Que faire? Il est nécessaire et impératif pour l'avenir du Parti Socialiste que ce dernier, sans retard, définisse une Idée-Force qui le caractérise et qui réponde, non seulement à la satisfaction pratique et sociale du peuple, mais à l'attente d'une vision nouvelle de l'Histoire. Ce qui serait redoutable pour le Parti Socialiste, c'est le vide provoqué par manque d'une proposition attractive - comme prophétique - à l'échelle de l'Histoire. Aux jours d'Epinay, nous avions au moins l'espoir de la rapture d'avec le capitalisme exploiteur mais, aujourd'hui, la politique semble à bout de souffle. Attention, !e vide demande à être comblé. Si une certaine droite guette un moment historique, une certaine gauche est aux aguets avec une expérience récente encore forte de possibilités. Il manque au Parti Socialiste ambition et enthousiasme, une définition moderne de l'attente d'un nouveau monde. Je vais sans doute choquer, voir heurter des amis, mais je pense que les socialistes, après Epinay, ont eu le tort de négliger l'apport des chrétiens. De la part de ceux-ci il n'y a rien à redouter, ni entrisme, ni complot. On a accepté facilement leurs voix, leur travail, leur dévouement, mais pas leur apport lequel représente pourtant la base même de la civilisation. L'anticléricalisme est dépassé, comme une certaine conception de la laïcité. En négligeant les chrétiens, en même temps que sont privilégiés des positions qui chagrinent, on les renvoie par dépit, avec beaucoup d'autres, vers une droite souvent extrême.

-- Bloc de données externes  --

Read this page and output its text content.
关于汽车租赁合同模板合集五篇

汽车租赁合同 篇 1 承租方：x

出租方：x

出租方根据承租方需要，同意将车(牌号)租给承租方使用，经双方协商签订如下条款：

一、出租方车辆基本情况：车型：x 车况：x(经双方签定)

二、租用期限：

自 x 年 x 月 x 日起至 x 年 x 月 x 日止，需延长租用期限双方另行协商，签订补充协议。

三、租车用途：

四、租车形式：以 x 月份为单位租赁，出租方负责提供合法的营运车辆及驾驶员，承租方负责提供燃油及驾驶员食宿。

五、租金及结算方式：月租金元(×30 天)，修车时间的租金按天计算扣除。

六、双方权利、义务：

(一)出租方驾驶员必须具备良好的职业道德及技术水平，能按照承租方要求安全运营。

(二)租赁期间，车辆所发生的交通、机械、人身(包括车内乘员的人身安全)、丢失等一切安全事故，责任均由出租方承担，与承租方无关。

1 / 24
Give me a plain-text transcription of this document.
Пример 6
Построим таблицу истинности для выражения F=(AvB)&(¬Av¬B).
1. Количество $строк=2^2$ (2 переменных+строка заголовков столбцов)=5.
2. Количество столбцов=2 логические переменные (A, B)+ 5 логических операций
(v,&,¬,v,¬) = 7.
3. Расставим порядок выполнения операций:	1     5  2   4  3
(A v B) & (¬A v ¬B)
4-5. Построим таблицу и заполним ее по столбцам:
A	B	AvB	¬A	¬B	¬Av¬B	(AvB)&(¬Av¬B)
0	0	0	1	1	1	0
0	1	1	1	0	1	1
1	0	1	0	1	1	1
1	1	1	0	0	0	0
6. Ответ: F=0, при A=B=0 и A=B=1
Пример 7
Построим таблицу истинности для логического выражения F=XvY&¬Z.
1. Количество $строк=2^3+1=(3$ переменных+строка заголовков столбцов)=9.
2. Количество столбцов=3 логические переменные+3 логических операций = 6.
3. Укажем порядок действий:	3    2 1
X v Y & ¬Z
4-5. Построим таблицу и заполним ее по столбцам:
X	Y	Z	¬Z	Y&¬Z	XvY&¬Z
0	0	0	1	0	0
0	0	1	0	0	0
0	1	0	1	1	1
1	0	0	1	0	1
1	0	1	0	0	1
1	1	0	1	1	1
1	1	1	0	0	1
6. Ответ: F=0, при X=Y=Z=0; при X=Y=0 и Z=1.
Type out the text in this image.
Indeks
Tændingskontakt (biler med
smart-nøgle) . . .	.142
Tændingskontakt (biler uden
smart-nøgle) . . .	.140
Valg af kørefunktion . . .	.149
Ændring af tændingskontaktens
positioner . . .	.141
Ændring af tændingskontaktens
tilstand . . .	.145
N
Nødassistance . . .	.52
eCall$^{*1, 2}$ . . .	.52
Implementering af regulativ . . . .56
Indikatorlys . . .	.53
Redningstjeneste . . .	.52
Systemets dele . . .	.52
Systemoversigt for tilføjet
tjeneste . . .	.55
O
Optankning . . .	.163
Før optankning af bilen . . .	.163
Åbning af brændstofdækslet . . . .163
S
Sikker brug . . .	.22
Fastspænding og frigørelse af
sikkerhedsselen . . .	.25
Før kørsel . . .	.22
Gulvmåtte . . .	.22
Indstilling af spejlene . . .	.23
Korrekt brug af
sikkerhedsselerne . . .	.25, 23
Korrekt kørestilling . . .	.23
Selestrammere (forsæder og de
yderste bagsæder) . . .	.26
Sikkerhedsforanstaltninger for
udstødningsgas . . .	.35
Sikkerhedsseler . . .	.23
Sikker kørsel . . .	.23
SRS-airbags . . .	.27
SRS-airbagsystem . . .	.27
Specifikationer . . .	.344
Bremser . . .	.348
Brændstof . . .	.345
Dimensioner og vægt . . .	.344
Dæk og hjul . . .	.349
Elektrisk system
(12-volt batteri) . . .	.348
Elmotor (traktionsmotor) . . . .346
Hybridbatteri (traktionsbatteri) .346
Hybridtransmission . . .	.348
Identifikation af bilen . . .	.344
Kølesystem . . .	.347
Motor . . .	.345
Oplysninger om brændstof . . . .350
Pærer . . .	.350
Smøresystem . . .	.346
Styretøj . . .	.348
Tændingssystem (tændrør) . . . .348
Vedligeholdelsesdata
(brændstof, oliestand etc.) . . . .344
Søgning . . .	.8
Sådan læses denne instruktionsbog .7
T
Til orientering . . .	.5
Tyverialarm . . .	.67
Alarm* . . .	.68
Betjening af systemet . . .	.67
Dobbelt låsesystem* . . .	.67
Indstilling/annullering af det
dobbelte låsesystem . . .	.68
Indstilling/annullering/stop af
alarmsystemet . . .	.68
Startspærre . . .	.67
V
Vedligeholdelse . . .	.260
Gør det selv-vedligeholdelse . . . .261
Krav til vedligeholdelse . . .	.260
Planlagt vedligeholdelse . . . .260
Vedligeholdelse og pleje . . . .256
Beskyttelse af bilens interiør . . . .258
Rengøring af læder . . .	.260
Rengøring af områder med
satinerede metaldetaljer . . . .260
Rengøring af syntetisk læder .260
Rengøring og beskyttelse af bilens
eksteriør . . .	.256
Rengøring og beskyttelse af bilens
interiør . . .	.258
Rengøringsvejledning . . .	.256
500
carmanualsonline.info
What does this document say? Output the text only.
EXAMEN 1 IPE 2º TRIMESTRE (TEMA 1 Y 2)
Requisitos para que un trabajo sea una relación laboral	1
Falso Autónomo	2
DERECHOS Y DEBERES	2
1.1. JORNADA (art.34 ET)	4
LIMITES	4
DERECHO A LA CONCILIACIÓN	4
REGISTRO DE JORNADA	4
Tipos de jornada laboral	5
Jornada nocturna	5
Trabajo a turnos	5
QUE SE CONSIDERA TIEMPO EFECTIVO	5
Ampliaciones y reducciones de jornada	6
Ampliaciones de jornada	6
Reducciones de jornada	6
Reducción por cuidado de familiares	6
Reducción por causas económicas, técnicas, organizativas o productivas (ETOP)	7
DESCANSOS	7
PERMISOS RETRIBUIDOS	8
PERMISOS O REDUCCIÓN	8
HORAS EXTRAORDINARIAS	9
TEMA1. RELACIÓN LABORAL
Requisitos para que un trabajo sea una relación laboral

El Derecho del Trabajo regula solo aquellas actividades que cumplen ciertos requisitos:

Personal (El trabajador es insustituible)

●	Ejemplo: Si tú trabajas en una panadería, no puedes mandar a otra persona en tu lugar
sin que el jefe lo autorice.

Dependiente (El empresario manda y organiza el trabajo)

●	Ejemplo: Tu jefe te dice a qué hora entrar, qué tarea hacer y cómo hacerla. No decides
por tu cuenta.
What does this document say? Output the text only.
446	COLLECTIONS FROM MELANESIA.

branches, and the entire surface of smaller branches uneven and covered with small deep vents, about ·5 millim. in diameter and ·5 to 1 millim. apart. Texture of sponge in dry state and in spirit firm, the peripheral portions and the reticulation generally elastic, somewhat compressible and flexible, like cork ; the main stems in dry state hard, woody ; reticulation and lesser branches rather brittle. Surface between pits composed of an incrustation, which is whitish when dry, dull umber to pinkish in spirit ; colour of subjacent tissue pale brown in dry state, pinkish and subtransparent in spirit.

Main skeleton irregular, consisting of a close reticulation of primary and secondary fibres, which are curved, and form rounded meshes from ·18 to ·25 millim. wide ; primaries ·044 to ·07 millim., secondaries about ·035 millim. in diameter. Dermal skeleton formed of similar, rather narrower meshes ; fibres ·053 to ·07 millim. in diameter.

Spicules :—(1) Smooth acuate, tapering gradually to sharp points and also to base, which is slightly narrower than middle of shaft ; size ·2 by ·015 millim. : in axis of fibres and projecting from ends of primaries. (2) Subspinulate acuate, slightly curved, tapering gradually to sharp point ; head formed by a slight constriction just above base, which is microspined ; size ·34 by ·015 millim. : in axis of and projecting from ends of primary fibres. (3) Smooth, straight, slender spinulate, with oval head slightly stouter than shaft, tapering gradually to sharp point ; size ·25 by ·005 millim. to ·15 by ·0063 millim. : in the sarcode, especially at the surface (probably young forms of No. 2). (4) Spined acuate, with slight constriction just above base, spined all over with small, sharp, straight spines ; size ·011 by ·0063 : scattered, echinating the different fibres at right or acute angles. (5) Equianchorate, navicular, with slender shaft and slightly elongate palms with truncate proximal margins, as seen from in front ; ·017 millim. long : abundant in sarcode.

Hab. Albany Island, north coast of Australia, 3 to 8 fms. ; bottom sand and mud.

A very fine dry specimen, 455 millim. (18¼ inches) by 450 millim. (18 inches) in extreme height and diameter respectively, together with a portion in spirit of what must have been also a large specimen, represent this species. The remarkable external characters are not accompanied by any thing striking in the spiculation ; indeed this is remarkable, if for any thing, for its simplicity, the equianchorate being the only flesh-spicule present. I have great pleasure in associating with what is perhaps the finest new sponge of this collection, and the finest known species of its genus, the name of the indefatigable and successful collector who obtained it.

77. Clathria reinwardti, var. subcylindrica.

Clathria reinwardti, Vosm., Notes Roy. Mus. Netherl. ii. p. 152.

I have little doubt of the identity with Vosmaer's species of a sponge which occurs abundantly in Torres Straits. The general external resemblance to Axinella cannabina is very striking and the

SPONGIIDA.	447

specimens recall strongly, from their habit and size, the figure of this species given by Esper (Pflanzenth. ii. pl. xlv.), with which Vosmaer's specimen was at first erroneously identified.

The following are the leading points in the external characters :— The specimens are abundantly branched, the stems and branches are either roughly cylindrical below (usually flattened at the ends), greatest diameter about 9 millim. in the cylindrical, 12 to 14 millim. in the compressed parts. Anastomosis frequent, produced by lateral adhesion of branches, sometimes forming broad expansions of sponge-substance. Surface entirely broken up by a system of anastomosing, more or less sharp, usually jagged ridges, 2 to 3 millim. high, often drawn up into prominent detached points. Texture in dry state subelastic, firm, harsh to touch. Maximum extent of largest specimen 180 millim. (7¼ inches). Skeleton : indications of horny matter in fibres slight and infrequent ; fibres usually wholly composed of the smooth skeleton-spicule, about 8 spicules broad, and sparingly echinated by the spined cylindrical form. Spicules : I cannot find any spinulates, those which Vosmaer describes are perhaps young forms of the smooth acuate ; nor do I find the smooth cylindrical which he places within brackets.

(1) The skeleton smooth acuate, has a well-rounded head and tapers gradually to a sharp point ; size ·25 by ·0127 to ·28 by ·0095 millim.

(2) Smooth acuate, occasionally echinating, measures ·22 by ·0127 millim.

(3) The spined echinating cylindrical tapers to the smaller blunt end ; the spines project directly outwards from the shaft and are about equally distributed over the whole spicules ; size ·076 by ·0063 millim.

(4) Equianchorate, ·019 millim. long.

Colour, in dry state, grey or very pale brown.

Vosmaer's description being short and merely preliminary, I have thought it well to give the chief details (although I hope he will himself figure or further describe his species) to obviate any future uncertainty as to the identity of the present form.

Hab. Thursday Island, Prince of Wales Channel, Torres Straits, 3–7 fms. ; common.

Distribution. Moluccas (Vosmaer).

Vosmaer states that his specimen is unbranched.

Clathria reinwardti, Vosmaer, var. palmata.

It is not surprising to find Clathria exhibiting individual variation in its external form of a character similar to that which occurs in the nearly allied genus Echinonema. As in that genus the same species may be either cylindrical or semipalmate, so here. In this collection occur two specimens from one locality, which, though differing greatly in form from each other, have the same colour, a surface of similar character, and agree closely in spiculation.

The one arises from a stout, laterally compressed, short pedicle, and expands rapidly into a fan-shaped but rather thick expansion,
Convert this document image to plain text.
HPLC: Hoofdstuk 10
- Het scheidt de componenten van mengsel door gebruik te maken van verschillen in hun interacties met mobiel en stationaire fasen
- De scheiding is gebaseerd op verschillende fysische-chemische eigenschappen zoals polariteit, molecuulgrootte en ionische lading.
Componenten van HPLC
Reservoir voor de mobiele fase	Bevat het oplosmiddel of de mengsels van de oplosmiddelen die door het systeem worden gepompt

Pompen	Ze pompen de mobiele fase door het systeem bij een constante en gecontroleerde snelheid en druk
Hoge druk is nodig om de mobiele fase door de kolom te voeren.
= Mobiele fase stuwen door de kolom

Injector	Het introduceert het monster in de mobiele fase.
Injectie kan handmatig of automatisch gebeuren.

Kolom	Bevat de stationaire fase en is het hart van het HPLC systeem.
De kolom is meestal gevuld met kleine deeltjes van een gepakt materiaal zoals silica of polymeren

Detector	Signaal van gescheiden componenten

Ce qu'apportent les chrétiens ce n'est ni un système, ni un endoctrinement, c'est un Message de puissance, d'équilibre, c'est une libération totale de l'homme. Le socialisme des temps nouveaux doit être accessible à cette perspective. La Révolution c'est nous, comme le disait au monde ouvrier Monseigneur Cardijn, fondateur de la J.O.C.

C'est nous qui conclurons l'Histoire par le Retour du Christ.

Georges Sauge.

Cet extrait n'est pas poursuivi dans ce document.